Patients 1 and 4 developed suspected rebound intracranial hypertension 6 months post-patch based on a change in their headache characteristics (headache worse lying supine). This information was relayed to our center from their primary providers. This illustrates a potential risk of spinal CSF leak treatment long term. Our patients had a prolonged clinical course before the PI fracture was identified as the suspected leak site. It is possible that contributed to an increased risk of rebound intracranial hypertension [31].

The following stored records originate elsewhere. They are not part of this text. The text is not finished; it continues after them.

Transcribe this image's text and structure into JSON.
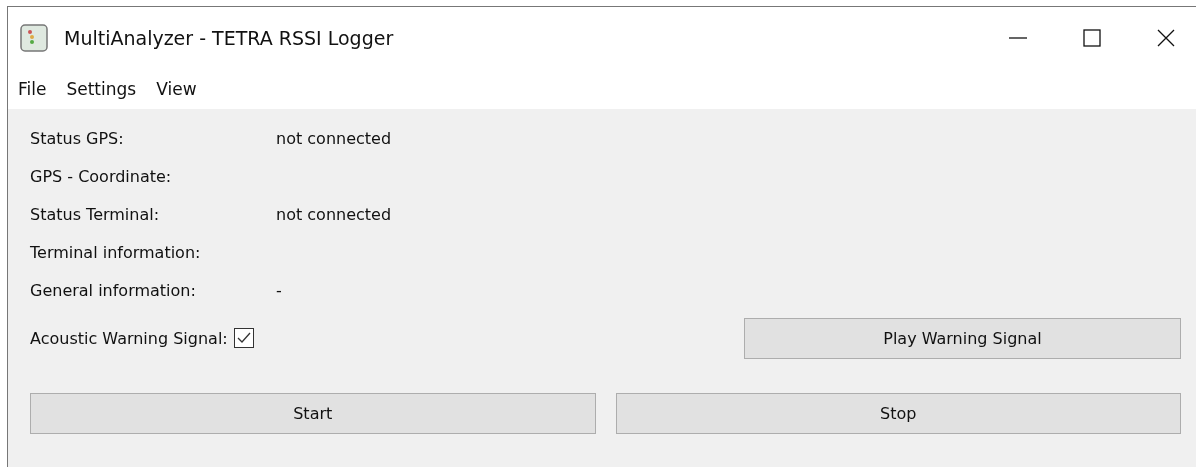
{
  "window": {
    "title": "MultiAnalyzer - TETRA RSSI Logger"
  },
  "menu": [
    "File",
    "Settings",
    "View"
  ],
  "fields": [
    {
      "label": "Status GPS:",
      "value": "not connected"
    },
    {
      "label": "GPS - Coordinate:"
    },
    {
      "label": "Status Terminal:",
      "value": "not connected"
    },
    {
      "label": "Terminal information:"
    },
    {
      "label": "General information:",
      "value": "-"
    }
  ],
  "acoustic_warning": {
    "label": "Acoustic Warning Signal:",
    "checked": true
  },
  "play_button": "Play Warning Signal",
  "buttons": [
    "Start",
    "Stop"
  ]
}
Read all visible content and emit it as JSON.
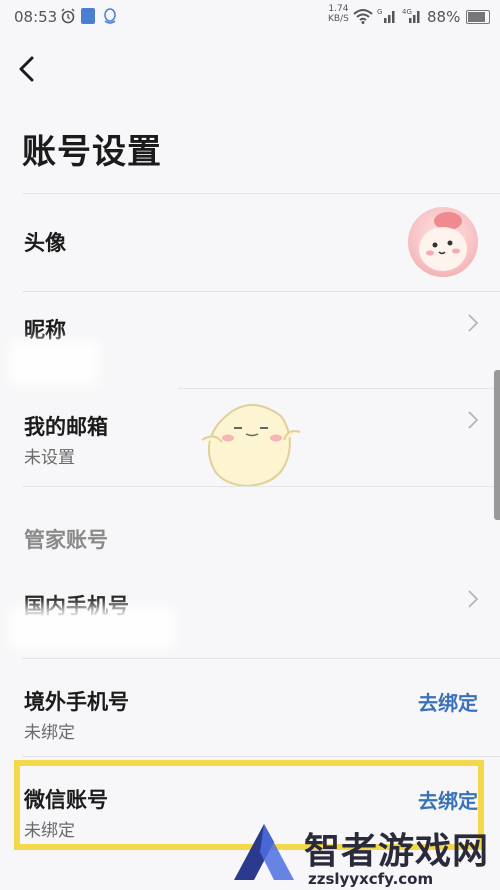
{
  "status_bar": {
    "time": "08:53",
    "net_speed_value": "1.74",
    "net_speed_unit": "KB/S",
    "signal_1_tag": "G",
    "signal_2_tag": "4G",
    "battery_percent": "88%",
    "battery_level": 0.88
  },
  "page": {
    "title": "账号设置"
  },
  "rows": {
    "avatar": {
      "label": "头像"
    },
    "nickname": {
      "label": "昵称"
    },
    "email": {
      "label": "我的邮箱",
      "sub": "未设置"
    },
    "section_manager": {
      "label": "管家账号"
    },
    "domestic_phone": {
      "label": "国内手机号"
    },
    "overseas_phone": {
      "label": "境外手机号",
      "sub": "未绑定",
      "action": "去绑定"
    },
    "wechat": {
      "label": "微信账号",
      "sub": "未绑定",
      "action": "去绑定"
    }
  },
  "watermark": {
    "brand": "智者游戏网",
    "url": "zzslyyxcfy.com"
  },
  "colors": {
    "accent": "#3a72b8",
    "highlight": "#f5d84a",
    "background": "#f7f6f8"
  }
}
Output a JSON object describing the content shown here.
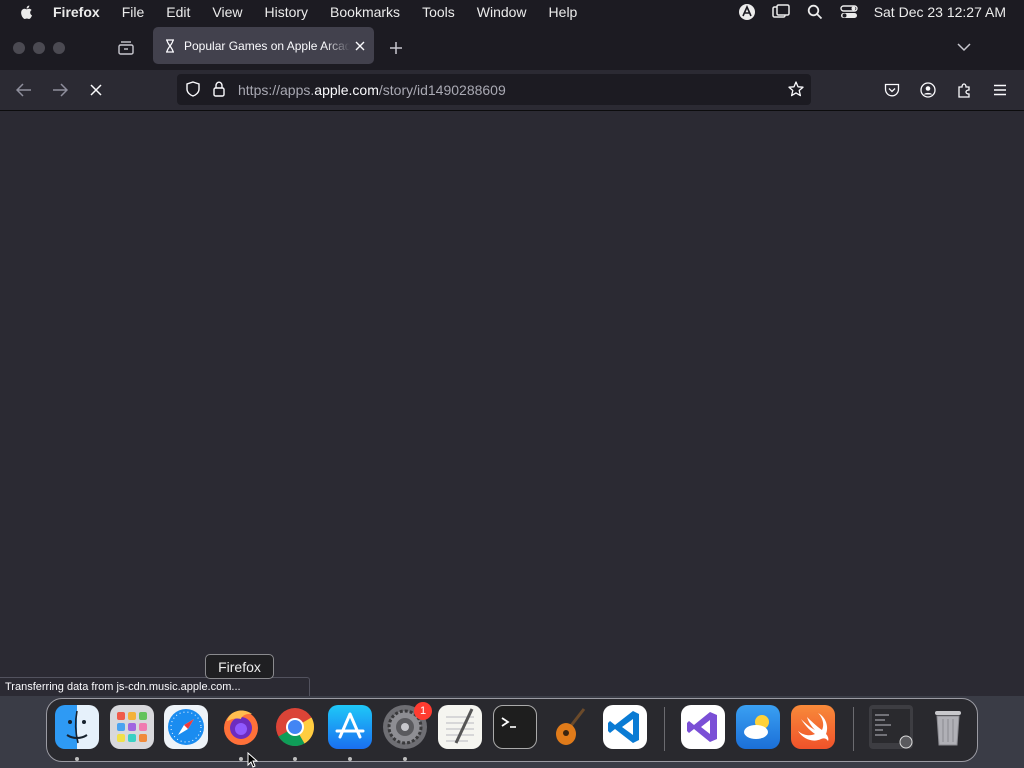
{
  "menubar": {
    "app_name": "Firefox",
    "items": [
      "File",
      "Edit",
      "View",
      "History",
      "Bookmarks",
      "Tools",
      "Window",
      "Help"
    ],
    "clock": "Sat Dec 23  12:27 AM"
  },
  "tab": {
    "title": "Popular Games on Apple Arcade"
  },
  "urlbar": {
    "url_prefix": "https://apps.",
    "url_domain": "apple.com",
    "url_suffix": "/story/id1490288609"
  },
  "status": {
    "text": "Transferring data from js-cdn.music.apple.com..."
  },
  "dock": {
    "tooltip": "Firefox",
    "badge_count": "1",
    "apps": [
      "Finder",
      "Launchpad",
      "Safari",
      "Firefox",
      "Chrome",
      "App Store",
      "System Settings",
      "TextEdit",
      "Terminal",
      "GarageBand",
      "Visual Studio Code",
      "Visual Studio",
      "Weather",
      "Swift",
      "Screenshot",
      "Trash"
    ]
  },
  "colors": {
    "chrome_bg": "#1c1b22",
    "toolbar_bg": "#2b2a33",
    "tab_selected": "#42414d",
    "text": "#fbfbfe"
  }
}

As for the PI fracture, the treatment is usually nonsurgical (rest and bracing). Surgery (laminectomy or posterior lumbar fusion) may be required if symptoms persist or remain bothersome [25]. Patient 1 complained of lower back pain, which could be a direct symptom of PI fracture, however his subjective improvement after the patch argued against the PI fracture being the cause and lower back pain is not an uncommon symptom in SIH [20].

Limitations

Some limitations were seen with this study: Two out of the 6 patients (Patient 1 and 2) met the diagnostic criteria of “headache attributed to low CSF pressure” as per the International Classification of Headache Disorders Third Edition [32]. The other 4 patients had suspected CSF leak based on supportive clinical and radiological findings, such as orthostatic headaches, enhancing nerve sleeves and/or favorable response to treatment. All cases were presented at the neuroradiology/headache neurology CSF leak conference and the diagnosis of suspected CSF leak was agreed upon a panel of headache specialists, anesthesiologists and neuroradiologists. Opening pressure was not measured in 5 patients and patient 5 had a normal opening pressure recorded [33]. Certainly, a detection of CSF pressure < 6 cm H2O supports the diagnosis of CSF leak, however, it is not uncommon to have a normal opening pressure with CSF leak, especially in chronic CSF leak patients. A normal opening pressure does not rule out a CSF leak [23]. All patients reported subjective improvement with their concomitant symptoms at their return visit, but not quantified. Long term follow-up (beyond 3 months) data are not available since our center is a tertiary referral center and our patients returned back to their primary and referring providers for subsequent follow-up. This is a retrospective case series limited by lack of control subjects and small population size. It is also subject to selection and information bias.

Conclusion

The diagnosis and management of spinal CSF leak causing SIH remains a challenge, especially in cases where the site of suspected CSF leak is difficult to detect. There are limitations to each imaging modality and often a combination is required to confirm and localize a CSF leak. Our study highlights: 1) the importance of PI fracture as a possible culprit of suspected spinal CSF leak in patients with intracranial hypotension; 2) the added benefit of CT imaging for detecting bony abnormalities such as fractures in patients with intracranial hypotension; and 3) the successful treatment of suspected spinal CSF leak when targeting the fracture site. If no clinical improvement is observed after adequate conservative measures (bed rest, oral hydration, generous caffeine intake and use of an abdominal binder) or non-targeted epidural patches in the context of a non-localizing spinal CSF leak, further testing may be warranted to explore an osseous pathology, such as occult fractures. No conclusions can be drawn regarding the frequency with which PI fractures are complicated by CSF leaks. Future research in a larger cohort of patients is required to explore the likelihood of detecting PI fracture in patients with non-localizing spinal CSF leak and to identify any risk factors associated with both PI fracture and spinal CSF leak. Long term follow-up data are required to explore the effectiveness and potential complication (i.e rebound intracranial hypertension) from targeted patches to the fracture site.